"Entonces la mujer de Lot
miró atrás,
a espaldas de él,
y se volvió estatua de sal".
La bella ciudad en la llanura; la ciudad que resplandece entre el mar y el desierto, joya del comercio, la seducción y las artes. La ciudad de la tolerancia, la audacia y el placer.
Los ángeles guardianes han abandonado esa ciudad, asustados del destino que presienten. El terror y la desesperación ocupan las calles; las noticias son nefastas. Unos apuntan a los extranjeros, con ellos vino la desgracia; pero los extranjeros se han ido al amanecer, corriendo presurosos hacia las colinas. Un Dios airado respira su fuego apenas contenido; el estruendo estalla como un infierno de uranio, plutonio, hidrógeno, protones, neutrones, todo a una. Ningún espíritu, dios, ángel o demonio, ha podido detener aquel certero golpe y los hombres aúllan su desgracia en el relámpago de la ignición.

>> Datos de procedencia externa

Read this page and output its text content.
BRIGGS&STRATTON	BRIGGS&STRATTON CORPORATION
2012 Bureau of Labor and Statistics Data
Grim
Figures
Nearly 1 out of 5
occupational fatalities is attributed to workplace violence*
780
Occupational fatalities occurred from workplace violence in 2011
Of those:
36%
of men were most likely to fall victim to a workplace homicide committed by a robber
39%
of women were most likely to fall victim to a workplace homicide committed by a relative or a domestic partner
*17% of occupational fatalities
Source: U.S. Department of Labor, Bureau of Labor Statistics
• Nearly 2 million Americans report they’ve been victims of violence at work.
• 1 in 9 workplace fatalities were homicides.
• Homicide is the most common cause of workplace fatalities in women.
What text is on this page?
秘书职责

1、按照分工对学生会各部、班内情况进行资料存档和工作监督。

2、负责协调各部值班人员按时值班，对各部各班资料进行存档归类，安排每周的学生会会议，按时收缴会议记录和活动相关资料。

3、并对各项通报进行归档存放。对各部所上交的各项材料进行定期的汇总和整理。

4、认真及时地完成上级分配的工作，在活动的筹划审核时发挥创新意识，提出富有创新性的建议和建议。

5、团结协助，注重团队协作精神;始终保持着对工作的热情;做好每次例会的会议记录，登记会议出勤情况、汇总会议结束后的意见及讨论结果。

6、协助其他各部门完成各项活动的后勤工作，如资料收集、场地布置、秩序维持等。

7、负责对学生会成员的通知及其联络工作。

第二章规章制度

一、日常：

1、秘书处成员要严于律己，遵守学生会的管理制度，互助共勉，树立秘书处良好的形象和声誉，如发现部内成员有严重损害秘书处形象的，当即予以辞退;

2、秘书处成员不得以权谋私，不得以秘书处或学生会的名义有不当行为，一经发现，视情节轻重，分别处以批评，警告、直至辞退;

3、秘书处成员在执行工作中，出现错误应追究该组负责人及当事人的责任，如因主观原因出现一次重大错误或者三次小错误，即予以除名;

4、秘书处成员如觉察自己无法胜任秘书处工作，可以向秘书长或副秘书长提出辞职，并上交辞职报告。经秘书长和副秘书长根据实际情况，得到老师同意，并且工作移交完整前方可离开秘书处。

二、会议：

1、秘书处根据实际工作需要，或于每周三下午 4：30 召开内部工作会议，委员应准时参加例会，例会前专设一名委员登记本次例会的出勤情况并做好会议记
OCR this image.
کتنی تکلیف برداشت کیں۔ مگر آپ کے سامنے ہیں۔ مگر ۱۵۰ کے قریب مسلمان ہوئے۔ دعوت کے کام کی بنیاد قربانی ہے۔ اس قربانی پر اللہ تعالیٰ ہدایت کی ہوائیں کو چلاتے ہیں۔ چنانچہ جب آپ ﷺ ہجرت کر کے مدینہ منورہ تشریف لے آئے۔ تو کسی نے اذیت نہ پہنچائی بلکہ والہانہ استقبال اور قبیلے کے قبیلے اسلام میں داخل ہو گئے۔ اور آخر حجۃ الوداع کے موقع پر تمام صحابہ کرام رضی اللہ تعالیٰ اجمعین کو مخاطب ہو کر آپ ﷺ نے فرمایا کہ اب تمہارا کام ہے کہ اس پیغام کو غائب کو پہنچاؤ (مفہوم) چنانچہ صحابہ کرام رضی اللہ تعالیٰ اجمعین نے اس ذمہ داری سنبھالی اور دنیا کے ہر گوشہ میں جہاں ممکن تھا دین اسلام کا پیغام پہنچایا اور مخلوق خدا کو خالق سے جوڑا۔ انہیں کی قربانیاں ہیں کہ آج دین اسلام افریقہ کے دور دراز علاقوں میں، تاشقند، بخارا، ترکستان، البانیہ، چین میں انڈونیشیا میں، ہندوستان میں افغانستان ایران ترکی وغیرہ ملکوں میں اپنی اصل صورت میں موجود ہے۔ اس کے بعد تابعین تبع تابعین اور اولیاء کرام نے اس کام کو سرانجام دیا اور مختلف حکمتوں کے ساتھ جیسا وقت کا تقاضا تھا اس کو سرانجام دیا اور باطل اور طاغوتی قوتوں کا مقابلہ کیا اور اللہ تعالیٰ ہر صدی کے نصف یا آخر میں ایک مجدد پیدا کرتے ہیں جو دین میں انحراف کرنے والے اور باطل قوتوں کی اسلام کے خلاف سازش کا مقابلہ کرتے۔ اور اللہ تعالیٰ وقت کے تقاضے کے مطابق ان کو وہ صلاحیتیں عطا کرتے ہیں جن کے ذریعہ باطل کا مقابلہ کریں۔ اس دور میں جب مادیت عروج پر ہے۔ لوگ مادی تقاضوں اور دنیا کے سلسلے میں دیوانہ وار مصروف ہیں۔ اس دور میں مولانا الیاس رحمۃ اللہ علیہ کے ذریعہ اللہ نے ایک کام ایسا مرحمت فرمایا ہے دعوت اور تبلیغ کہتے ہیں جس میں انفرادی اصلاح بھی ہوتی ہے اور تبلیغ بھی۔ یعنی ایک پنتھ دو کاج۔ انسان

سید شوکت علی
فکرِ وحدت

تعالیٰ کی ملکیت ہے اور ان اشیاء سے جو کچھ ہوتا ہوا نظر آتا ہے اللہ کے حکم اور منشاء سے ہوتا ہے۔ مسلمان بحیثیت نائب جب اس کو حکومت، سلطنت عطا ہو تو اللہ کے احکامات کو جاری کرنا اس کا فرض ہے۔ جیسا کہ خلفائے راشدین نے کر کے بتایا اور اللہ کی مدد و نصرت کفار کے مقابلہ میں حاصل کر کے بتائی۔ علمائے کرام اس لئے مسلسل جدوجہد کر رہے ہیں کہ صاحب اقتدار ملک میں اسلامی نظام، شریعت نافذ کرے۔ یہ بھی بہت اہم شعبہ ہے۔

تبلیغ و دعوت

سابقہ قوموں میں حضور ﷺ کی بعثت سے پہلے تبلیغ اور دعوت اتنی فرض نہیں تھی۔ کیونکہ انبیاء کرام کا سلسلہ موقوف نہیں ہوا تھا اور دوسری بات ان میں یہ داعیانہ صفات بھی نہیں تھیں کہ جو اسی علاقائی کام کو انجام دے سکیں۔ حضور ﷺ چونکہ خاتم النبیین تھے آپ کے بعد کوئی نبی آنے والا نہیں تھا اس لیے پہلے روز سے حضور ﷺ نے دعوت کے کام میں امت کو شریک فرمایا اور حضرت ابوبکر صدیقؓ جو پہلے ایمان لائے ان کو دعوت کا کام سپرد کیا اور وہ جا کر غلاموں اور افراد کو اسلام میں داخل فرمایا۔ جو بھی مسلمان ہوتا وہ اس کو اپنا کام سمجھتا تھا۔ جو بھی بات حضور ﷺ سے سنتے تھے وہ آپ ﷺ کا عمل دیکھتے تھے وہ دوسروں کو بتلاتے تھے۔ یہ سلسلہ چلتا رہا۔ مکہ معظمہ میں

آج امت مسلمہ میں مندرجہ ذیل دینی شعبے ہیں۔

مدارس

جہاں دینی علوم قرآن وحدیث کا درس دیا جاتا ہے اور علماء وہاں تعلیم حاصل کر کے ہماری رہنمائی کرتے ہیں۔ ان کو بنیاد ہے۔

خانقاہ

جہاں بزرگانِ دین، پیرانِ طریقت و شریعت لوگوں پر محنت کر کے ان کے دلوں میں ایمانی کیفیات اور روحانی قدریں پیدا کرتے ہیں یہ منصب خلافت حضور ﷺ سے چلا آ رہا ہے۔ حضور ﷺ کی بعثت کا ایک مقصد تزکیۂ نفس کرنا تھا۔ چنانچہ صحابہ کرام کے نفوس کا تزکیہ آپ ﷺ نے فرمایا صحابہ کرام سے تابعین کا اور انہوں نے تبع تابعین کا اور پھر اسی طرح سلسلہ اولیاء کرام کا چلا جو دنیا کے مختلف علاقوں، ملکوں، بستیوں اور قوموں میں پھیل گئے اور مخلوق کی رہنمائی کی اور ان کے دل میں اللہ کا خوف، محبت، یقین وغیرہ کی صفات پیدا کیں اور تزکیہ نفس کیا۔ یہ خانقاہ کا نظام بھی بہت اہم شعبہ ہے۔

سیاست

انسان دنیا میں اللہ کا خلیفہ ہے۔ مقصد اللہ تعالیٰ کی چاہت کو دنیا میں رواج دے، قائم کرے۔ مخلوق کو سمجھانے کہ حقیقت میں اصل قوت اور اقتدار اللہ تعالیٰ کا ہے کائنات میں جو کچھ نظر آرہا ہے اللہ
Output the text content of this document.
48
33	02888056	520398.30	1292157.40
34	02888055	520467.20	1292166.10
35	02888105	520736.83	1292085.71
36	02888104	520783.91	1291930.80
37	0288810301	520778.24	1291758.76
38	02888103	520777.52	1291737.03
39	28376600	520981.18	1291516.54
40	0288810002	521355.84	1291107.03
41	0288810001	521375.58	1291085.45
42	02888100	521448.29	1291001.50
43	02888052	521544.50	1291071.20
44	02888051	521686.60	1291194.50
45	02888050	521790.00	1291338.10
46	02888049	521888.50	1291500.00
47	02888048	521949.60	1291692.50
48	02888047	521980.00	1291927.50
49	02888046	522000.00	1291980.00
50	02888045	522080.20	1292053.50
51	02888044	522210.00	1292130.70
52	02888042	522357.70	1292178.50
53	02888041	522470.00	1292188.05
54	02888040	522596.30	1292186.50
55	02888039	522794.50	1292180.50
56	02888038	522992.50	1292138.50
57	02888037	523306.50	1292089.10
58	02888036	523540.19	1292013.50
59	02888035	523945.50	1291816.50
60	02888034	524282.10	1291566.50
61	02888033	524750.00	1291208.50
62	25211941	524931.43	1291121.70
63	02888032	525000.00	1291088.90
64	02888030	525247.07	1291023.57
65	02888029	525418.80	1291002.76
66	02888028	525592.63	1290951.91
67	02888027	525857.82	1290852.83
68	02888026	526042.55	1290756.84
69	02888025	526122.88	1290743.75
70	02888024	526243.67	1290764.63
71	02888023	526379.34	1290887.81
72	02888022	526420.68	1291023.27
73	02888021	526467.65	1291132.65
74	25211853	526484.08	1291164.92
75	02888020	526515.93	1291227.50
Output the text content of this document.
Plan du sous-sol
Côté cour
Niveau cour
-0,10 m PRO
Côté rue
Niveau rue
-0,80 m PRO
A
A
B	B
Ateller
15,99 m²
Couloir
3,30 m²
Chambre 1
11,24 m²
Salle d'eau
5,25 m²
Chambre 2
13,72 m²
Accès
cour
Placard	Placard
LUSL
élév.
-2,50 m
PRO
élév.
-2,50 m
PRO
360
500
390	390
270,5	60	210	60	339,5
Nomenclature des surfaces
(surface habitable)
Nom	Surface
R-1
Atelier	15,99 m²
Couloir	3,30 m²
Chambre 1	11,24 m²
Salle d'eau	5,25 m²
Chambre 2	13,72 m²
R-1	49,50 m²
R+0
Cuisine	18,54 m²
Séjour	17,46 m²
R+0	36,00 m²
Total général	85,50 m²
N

El fuego que da vida, mata.
La mujer corre ya casi sin aliento. Paso a paso aminora la carrera; la montaña es demasiado empinada para sus piernas que flaquean y para la angustia que la oprime. Grita sin poder impedir que su rostro se dé vuelta a mirar la bienamada, pero su voz se pierde entre la explosión y el temblor que petrifica sus miembros.
Los historiadores y arqueólogos relatan que en la orilla de un cerro, en la llanura de Zoar, hasta hoy se erige una columna con forma de mujer, que mira aterrada lo ocurrido por los siglos de los siglos.